= Marcus Fulvius Bambalio =

Ancient Roman nobleman

Marcus Fulvius Bambalio was a nobleman of the Fulvia gens of ancient Rome, who lived in the 1st century BCE. Based on his cognomen, and invective directed at him by his contemporaries, he must have had a speech disorder ("Bambalio" is derived from the Greek verb βαμβάλειν, meaning "to stutter"). It is unclear what exactly his social rank was; scholars disagree on whether he was or was not a nobilis, as contemporary writers would draw unfavorable comparisons between Fulvius's social rank and that of his son-in-law, Mark Antony.

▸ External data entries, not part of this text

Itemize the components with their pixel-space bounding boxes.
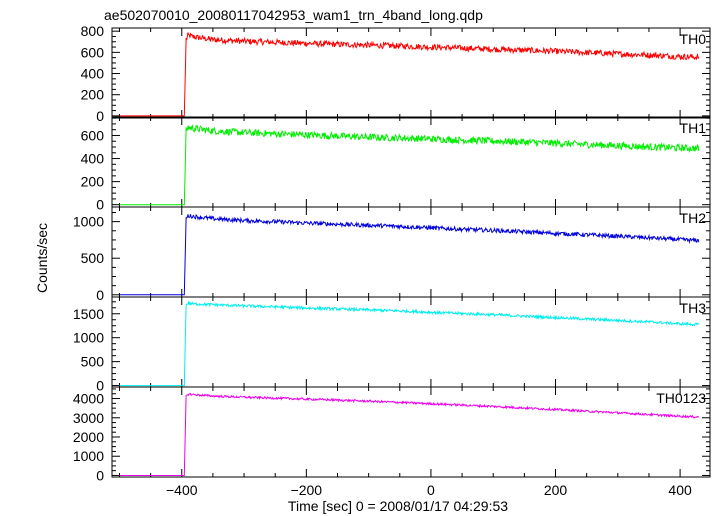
panel-frame-TH0 xyxy=(111,27,711,119)
x-tick-label: −200 xyxy=(291,482,323,498)
series-line-TH0 xyxy=(119,32,700,117)
x-tick-label: 400 xyxy=(668,482,692,498)
series-line-TH1 xyxy=(119,124,700,206)
series-label-TH0: TH0 xyxy=(680,31,707,47)
y-tick-label: 200 xyxy=(81,87,105,103)
x-tick-label: 0 xyxy=(427,482,435,498)
y-tick-label: 0 xyxy=(96,378,104,394)
y-axis-label: Counts/sec xyxy=(34,223,50,293)
y-tick-label: 4000 xyxy=(73,391,104,407)
y-tick-label: 800 xyxy=(81,23,105,39)
y-tick-label: 1000 xyxy=(73,330,104,346)
y-tick-label: 3000 xyxy=(73,410,104,426)
series-line-TH0123 xyxy=(119,392,700,476)
y-tick-label: 600 xyxy=(81,127,105,143)
y-tick-label: 1000 xyxy=(73,448,104,464)
series-label-TH1: TH1 xyxy=(680,120,707,136)
panel-frame-TH0123 xyxy=(111,386,711,478)
y-tick-label: 0 xyxy=(96,467,104,483)
y-tick-label: 600 xyxy=(81,44,105,60)
y-tick-label: 400 xyxy=(81,151,105,167)
y-tick-label: 200 xyxy=(81,174,105,190)
panel-frame-TH2 xyxy=(111,206,711,298)
y-tick-label: 500 xyxy=(81,250,105,266)
series-label-TH0123: TH0123 xyxy=(656,390,706,406)
chart-title: ae502070010_20080117042953_wam1_trn_4ban… xyxy=(104,7,483,23)
y-tick-label: 0 xyxy=(96,108,104,124)
y-tick-label: 1000 xyxy=(73,214,104,230)
y-tick-label: 500 xyxy=(81,354,105,370)
y-tick-label: 400 xyxy=(81,66,105,82)
series-line-TH3 xyxy=(119,300,700,387)
panels-group: 0 200 400 600 800 TH0 0 200 400 600 TH1 0 500 1000 TH2… xyxy=(73,23,711,483)
y-tick-label: 1500 xyxy=(73,306,104,322)
y-tick-label: 0 xyxy=(96,287,104,303)
y-tick-label: 2000 xyxy=(73,429,104,445)
x-tick-labels: −400 −200 0 200 400 xyxy=(166,482,692,498)
x-tick-label: 200 xyxy=(544,482,568,498)
panel-frame-TH3 xyxy=(111,296,711,388)
series-line-TH2 xyxy=(119,214,700,296)
series-label-TH2: TH2 xyxy=(680,210,707,226)
series-label-TH3: TH3 xyxy=(680,300,707,316)
x-tick-label: −400 xyxy=(166,482,198,498)
x-axis-label: Time [sec] 0 = 2008/01/17 04:29:53 xyxy=(288,498,508,514)
y-tick-label: 0 xyxy=(96,197,104,213)
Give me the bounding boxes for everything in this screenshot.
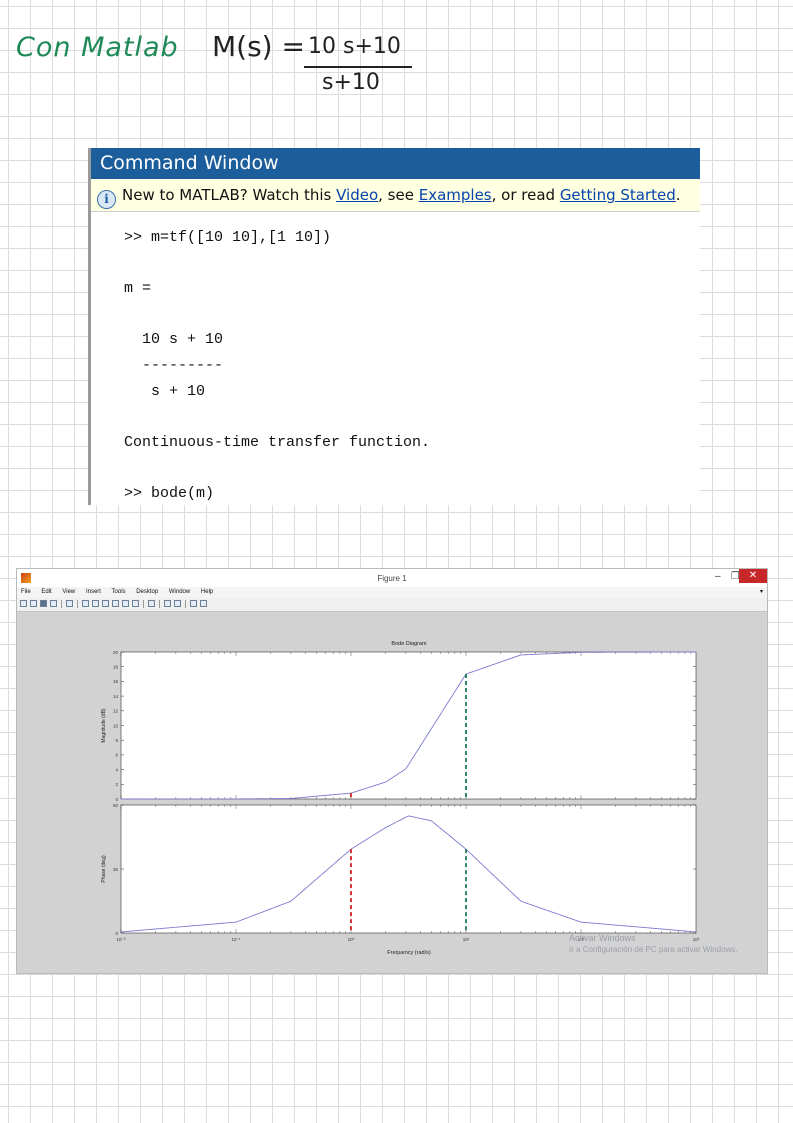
menu-desktop[interactable]: Desktop	[136, 589, 159, 595]
command-line: m =	[124, 280, 152, 298]
y-tick-label: 16	[113, 679, 119, 684]
figure-titlebar[interactable]: Figure 1 – ❐ ✕	[17, 569, 767, 587]
command-output[interactable]: >> m=tf([10 10],[1 10]) m = 10 s + 10 --…	[91, 212, 700, 505]
y-tick-label: 30	[113, 867, 119, 872]
x-tick-label: 10²	[578, 937, 585, 942]
transfer-function-denominator: s+10	[322, 70, 380, 95]
save-icon[interactable]	[40, 600, 47, 607]
menu-edit[interactable]: Edit	[41, 589, 52, 595]
figure-title: Figure 1	[377, 574, 407, 583]
brush-icon[interactable]	[132, 600, 139, 607]
phase-axes	[120, 804, 697, 934]
info-banner: i New to MATLAB? Watch this Video, see Ex…	[91, 179, 700, 212]
maximize-button[interactable]: ❐	[731, 571, 740, 582]
open-file-icon[interactable]	[30, 600, 37, 607]
toolbar-separator	[77, 600, 78, 608]
magnitude-axes	[120, 651, 697, 800]
phase-series-line	[120, 815, 697, 933]
command-line	[124, 251, 700, 277]
magnitude-series-line	[121, 651, 696, 800]
chart-title: Bode Diagram	[391, 641, 427, 647]
menu-help[interactable]: Help	[200, 589, 214, 595]
command-window-title: Command Window	[91, 148, 700, 179]
toolbar-separator	[185, 600, 186, 608]
command-line	[124, 404, 700, 430]
banner-text: , see	[378, 186, 419, 204]
x-tick-label: 10⁰	[348, 937, 355, 942]
menu-view[interactable]: View	[62, 589, 76, 595]
y-tick-label: 20	[113, 650, 119, 655]
colorbar-icon[interactable]	[164, 600, 171, 607]
print-icon[interactable]	[50, 600, 57, 607]
menu-window[interactable]: Window	[168, 589, 191, 595]
toolbar-separator	[143, 600, 144, 608]
bode-plot-canvas: Bode Diagram Frequency (rad/s) 10 ′ 0246…	[101, 641, 700, 956]
command-line: >> bode(m)	[124, 484, 215, 502]
legend-icon[interactable]	[174, 600, 181, 607]
figure-toolbar	[17, 598, 767, 612]
info-icon: i	[97, 190, 116, 209]
y-tick-label: 12	[113, 709, 119, 714]
watermark-line: Activar Windows	[569, 933, 636, 943]
command-line: >> m=tf([10 10],[1 10])	[124, 229, 332, 246]
watermark-line: Ir a Configuración de PC para activar Wi…	[569, 945, 738, 954]
y-axis-label: Magnitude (dB)	[101, 708, 107, 743]
transfer-function-numerator: 10 s+10	[308, 34, 401, 59]
handwritten-title: Con Matlab	[16, 32, 179, 63]
close-button[interactable]: ✕	[739, 569, 767, 583]
command-line: Continuous-time transfer function.	[124, 433, 431, 451]
command-line: s + 10	[124, 382, 206, 400]
x-tick-label: 10⁻¹	[232, 937, 241, 942]
y-tick-label: 8	[115, 738, 118, 743]
pan-icon[interactable]	[102, 600, 109, 607]
x-axis-label: Frequency (rad/s)	[387, 950, 431, 956]
video-link[interactable]: Video	[336, 186, 379, 204]
toolbar-separator	[61, 600, 62, 608]
menu-insert[interactable]: Insert	[85, 589, 101, 595]
link-plot-icon[interactable]	[148, 600, 155, 607]
examples-link[interactable]: Examples	[418, 186, 492, 204]
minimize-button[interactable]: –	[715, 571, 721, 582]
command-line: 10 s + 10	[124, 331, 224, 349]
data-cursor-icon[interactable]	[122, 600, 129, 607]
new-figure-icon[interactable]	[20, 600, 27, 607]
command-window: Command Window i New to MATLAB? Watch thi…	[88, 148, 700, 505]
command-line	[124, 455, 700, 481]
banner-text: , or read	[491, 186, 560, 204]
getting-started-link[interactable]: Getting Started	[559, 186, 676, 204]
banner-text: .	[675, 186, 681, 204]
y-tick-label: 0	[115, 797, 118, 802]
zoom-out-icon[interactable]	[92, 600, 99, 607]
toolbar-separator	[159, 600, 160, 608]
y-tick-label: 14	[113, 694, 119, 699]
menu-tools[interactable]: Tools	[111, 589, 126, 595]
transfer-function-lhs: M(s) =	[212, 30, 305, 63]
x-tick-label: 10⁻²	[117, 937, 126, 942]
y-tick-label: 18	[113, 665, 119, 670]
y-tick-label: 10	[113, 723, 119, 728]
matlab-logo-icon	[21, 573, 31, 583]
hide-tools-icon[interactable]	[190, 600, 197, 607]
x-tick-label: 10³	[693, 937, 700, 942]
command-line	[124, 302, 700, 328]
fraction-bar	[304, 66, 412, 68]
figure-menubar: File Edit View Insert Tools Desktop Wind…	[17, 587, 767, 598]
x-tick-label: 10¹	[463, 937, 470, 942]
y-tick-label: 6	[115, 753, 118, 758]
y-tick-label: 4	[115, 767, 118, 772]
y-tick-label: 0	[115, 931, 118, 936]
menu-file[interactable]: File	[21, 589, 31, 595]
rotate-icon[interactable]	[112, 600, 119, 607]
activation-watermark: Activar Windows Ir a Configuración de PC…	[569, 933, 738, 955]
menubar-arrow-icon[interactable]: ▾	[759, 589, 763, 595]
banner-text: New to MATLAB? Watch this	[122, 186, 337, 204]
command-line: ---------	[124, 356, 224, 374]
zoom-in-icon[interactable]	[82, 600, 89, 607]
y-axis-label: Phase (deg)	[101, 855, 107, 883]
y-tick-label: 60	[113, 803, 119, 808]
edit-plot-icon[interactable]	[66, 600, 73, 607]
show-tools-icon[interactable]	[200, 600, 207, 607]
y-tick-label: 2	[115, 782, 118, 787]
figure-window: Figure 1 – ❐ ✕ File Edit View Insert Too…	[16, 568, 768, 974]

Though he may be said to be the "last of the noble Fulvii" -- in the sense that it was possible he was the last male of his line to bear the name -- more often he is described as dull and unpopular with his contemporaries. The writer Cicero called him "a complete nobody", and "stupid and ridiculous". Cicero in particular took the man's stutter as either evidence of, or a metaphor for, his poor moral character. There is no evidence that he ever ran for or held public office, possibly because of his stutter, as excellence in public speaking was a de facto requirement.

He was the second husband of Sempronia, daughter of Sempronius Tuditanus, with whom he had a daughter named Fulvia, who was first married to Publius Clodius Pulcher, then Gaius Scribonius Curio, and then finally the triumvir, Mark Antony, who received -- or inherited from Fulvius -- the nickname "Bambalio" on account of a certain hesitancy he had in his speech.

Sempronia's third husband, a man named Murena, made the paternal arrangements for his stepdaughter Fulvia's marriage to Clodius, which suggests Fulvius may have been dead by this time.